Thich Nhat Hanh, internationally renowned Zen Buddhist monk and spiritual leader, died January 22 in his room in Tu Hiêu, a temple in Hué, Vietnam, where he had been living for the past three years. He was 95.
Popularly known by his nickname Thây, Nhat Hanh conceived a form of Buddhism based on “mindfulness” practices designed to overcome personal suffering and find answers to society’s needs through social action.
Nhat Hanh’s health had been failing since he suffered a stroke in 2014. He expressed a wish to spend his remaining days at the temple here he had become a novice monk after being ordained in Zen Buddhism at 16. He called his return to the temple in 2018 his “final homecoming.”
A poet and peace activist whose teachings influenced millions, from politicians, business leaders and teachers to activists, prisoners and ordinary people, Nhat Hanh was known as the father of “engaged Buddhism.” He was the author of more than 70 books, which have been translated into over 30 languages.
“I would describe him as the second most famous Buddhist in the world, after the Dalai Lama,” Donald S. Lopez, Jr., a Buddhism scholar at the University of Michigan, said in a Religion News Service obituary.
“He was thoughtful and wise, yet in person came across as an ordinary person,” said Malcolm MacLeod, editor of Lion’s Roar, a Buddhist magazine. “That in itself is extraordinary when talking about an extraordinary spiritual being and leader.”
Nhat Hanh was born October 11, 1926, in Hué. Early in his monastic life, he left a Buddhist academy because it did not teach modern subjects such as Western philosophy and literature. He studied science at Saigon University and edited a humanist magazine.
In 1962, a year after he went to the U.S. to teach comparative religion at Princeton University, Nhat Hanh was invited to research and lecture on Buddhism at Columbia University. He spoke at a number of universities against the devastation caused by the Vietnam War and about the Vietnamese people’s desire for peace.
The First Indochina War in Vietnam (1946–54) was transformative for Nhat Hanh. A seminal memory for the young monk was that of a French soldier who stormed into his temple and demanded all the rice at gunpoint.
“The soldier was young and thin and pale,” Nhat Hanh recalled. “I had to obey his order to carry the heavy bag of rice to the jeep. Anger and unhappiness rose up in me. Many times over the years I have meditated on this soldier. I have focused on the fact that he had to leave his family and friends to travel across the world to Vietnam, where he faced the horrors of killing my countrymen or being killed. I came to realize that the Vietnamese were not the only victims of the war—the French soldiers were victims as well.”
In 1969, Nhat Hanh led the Buddhist delegation to the Paris Peace talks. But he refused to favor either of the combating sides in the Vietnam War, which prompted both the south and the north of the country to ban him from entering his homeland.

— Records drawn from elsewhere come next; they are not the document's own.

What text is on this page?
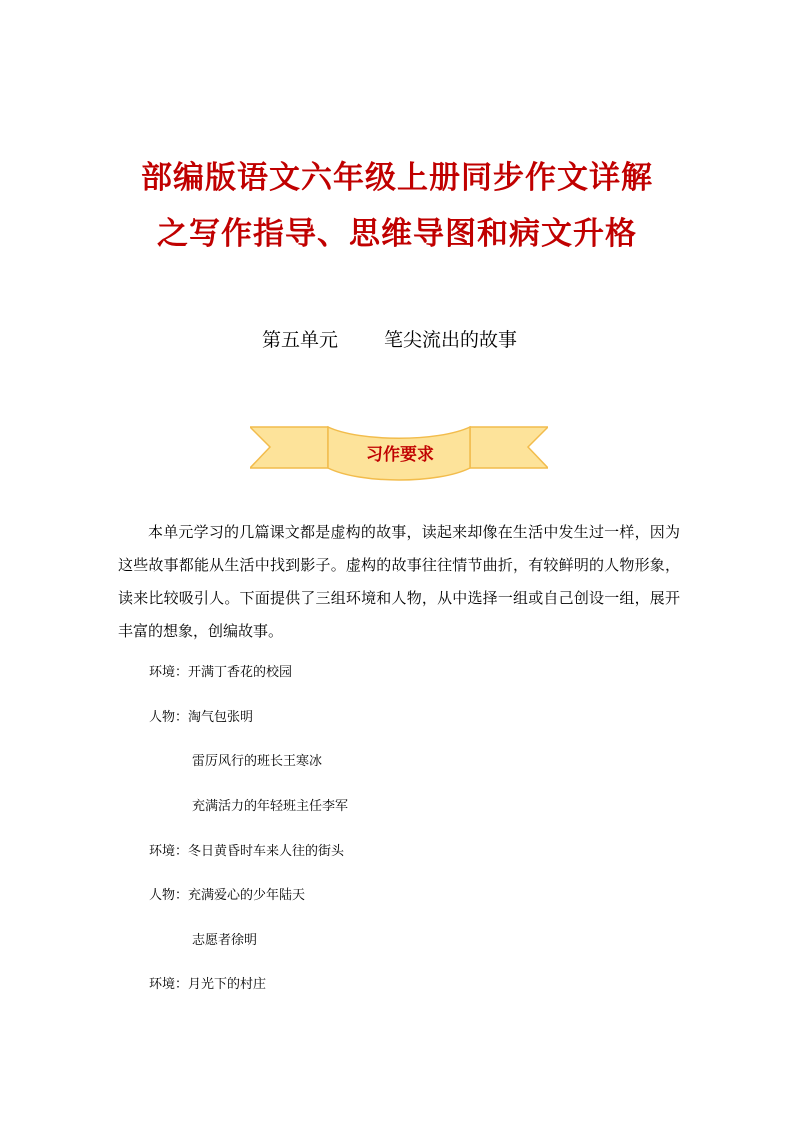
部编版语文六年级上册同步作文详解
之写作指导、思维导图和病文升格
第五单元 笔尖流出的故事
习作要求
本单元学习的几篇课文都是虚构的故事，读起来却像在生活中发生过一样，因为这些故事都能从生活中找到影子。虚构的故事往往情节曲折，有较鲜明的人物形象，读来比较吸引人。下面提供了三组环境和人物，从中选择一组或自己创设一组，展开丰富的想象，创编故事。
环境：开满丁香花的校园
人物：淘气包张明
雷厉风行的班长王寒冰
充满活力的年轻班主任李军
环境：冬日黄昏时车来人往的街头
人物：充满爱心的少年陆天
志愿者徐明
环境：月光下的村庄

Nhat Hanh took refuge in France and spent much of his 39-year exile from Vietnam there. He continued to teach, lecture and write about Buddhist dharma (doctrine) and mindfulness as antidotes to violence, war and climate change. He also opened numerous mindfulness practice centers overseas.
Even after his stroke, partially paralyzed and unable to speak, Nhat Hanh continued to offer Buddhist teachings and inspiration to millions through gestures and the sheer power of his peaceful presence.